50. The method of claim 49 and further comprising an optical tracker (10) capable of monitoring the subject body and providing data for translating coordinates provided by the radiation tracking subsystem (3) to coordinates provided by the three dimensional angiographic dataset.

51. The method of claim 45 in which the radioactive source (12) emits gamma rays with an activity between 0.001 mCi and 0.5 mCi.

52. The method of claim 45 and further:

releasing a radioactive substance from the capsule (9) into the fluid;

using the radiation tracking subsystem (3) to measure dispersal of the radioactive substance;

measuring a time taken for the radioactive substance to disperse; and

calculating a velocity of flow based, at least partly, on the time and the dispersal.
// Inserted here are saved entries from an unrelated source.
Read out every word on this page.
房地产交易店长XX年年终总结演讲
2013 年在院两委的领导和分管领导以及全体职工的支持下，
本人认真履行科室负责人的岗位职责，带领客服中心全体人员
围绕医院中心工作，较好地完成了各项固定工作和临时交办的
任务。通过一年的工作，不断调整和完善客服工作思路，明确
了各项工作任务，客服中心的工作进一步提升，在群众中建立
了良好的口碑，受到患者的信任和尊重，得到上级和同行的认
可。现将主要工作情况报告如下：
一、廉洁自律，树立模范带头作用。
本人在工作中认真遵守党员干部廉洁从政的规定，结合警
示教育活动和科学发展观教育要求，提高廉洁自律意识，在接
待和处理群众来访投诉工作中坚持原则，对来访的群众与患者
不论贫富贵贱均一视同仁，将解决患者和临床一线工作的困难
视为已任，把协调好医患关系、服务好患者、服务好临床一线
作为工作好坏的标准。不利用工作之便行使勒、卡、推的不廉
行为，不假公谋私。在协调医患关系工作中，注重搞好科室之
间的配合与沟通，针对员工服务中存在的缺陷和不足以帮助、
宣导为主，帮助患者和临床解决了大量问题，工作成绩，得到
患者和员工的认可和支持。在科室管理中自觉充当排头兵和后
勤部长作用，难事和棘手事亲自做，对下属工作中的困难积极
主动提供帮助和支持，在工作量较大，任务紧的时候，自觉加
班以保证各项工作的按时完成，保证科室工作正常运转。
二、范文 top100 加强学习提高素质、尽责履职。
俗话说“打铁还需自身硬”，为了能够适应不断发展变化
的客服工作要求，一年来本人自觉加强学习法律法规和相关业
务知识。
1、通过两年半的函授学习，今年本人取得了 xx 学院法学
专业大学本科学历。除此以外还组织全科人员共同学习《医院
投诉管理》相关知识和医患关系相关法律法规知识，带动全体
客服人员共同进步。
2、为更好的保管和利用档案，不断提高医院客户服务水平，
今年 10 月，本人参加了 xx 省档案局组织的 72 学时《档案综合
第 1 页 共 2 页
53. The method of claim 45 and further:

releasing a substance from the capsule (9) into the fluid;

measuring changes in impedance at the capsule (9), at two or more different times after the release of the substance; and

calculating a velocity of flow based, at least partly, on the measuring of the changes in impedance and on the times the changes in impedance were measured.

54. The method of claim 45 and further:

releasing a substance from the capsule (9) into the fluid;

measuring changes in temperature at the capsule (9), at two or more different times after the release of the substance; and

calculating a velocity of flow based, at least partly, on the measuring of the changes in temperature and on the times the changes in temperature were measured.

55. The method of claim 45 in which the moving the capsule (9) is performed through one or more blood vessels.

56-59. (canceled)

60. The system of claim 1 in which the capsule (9) is of a size suitable for being injected into a body by a needle.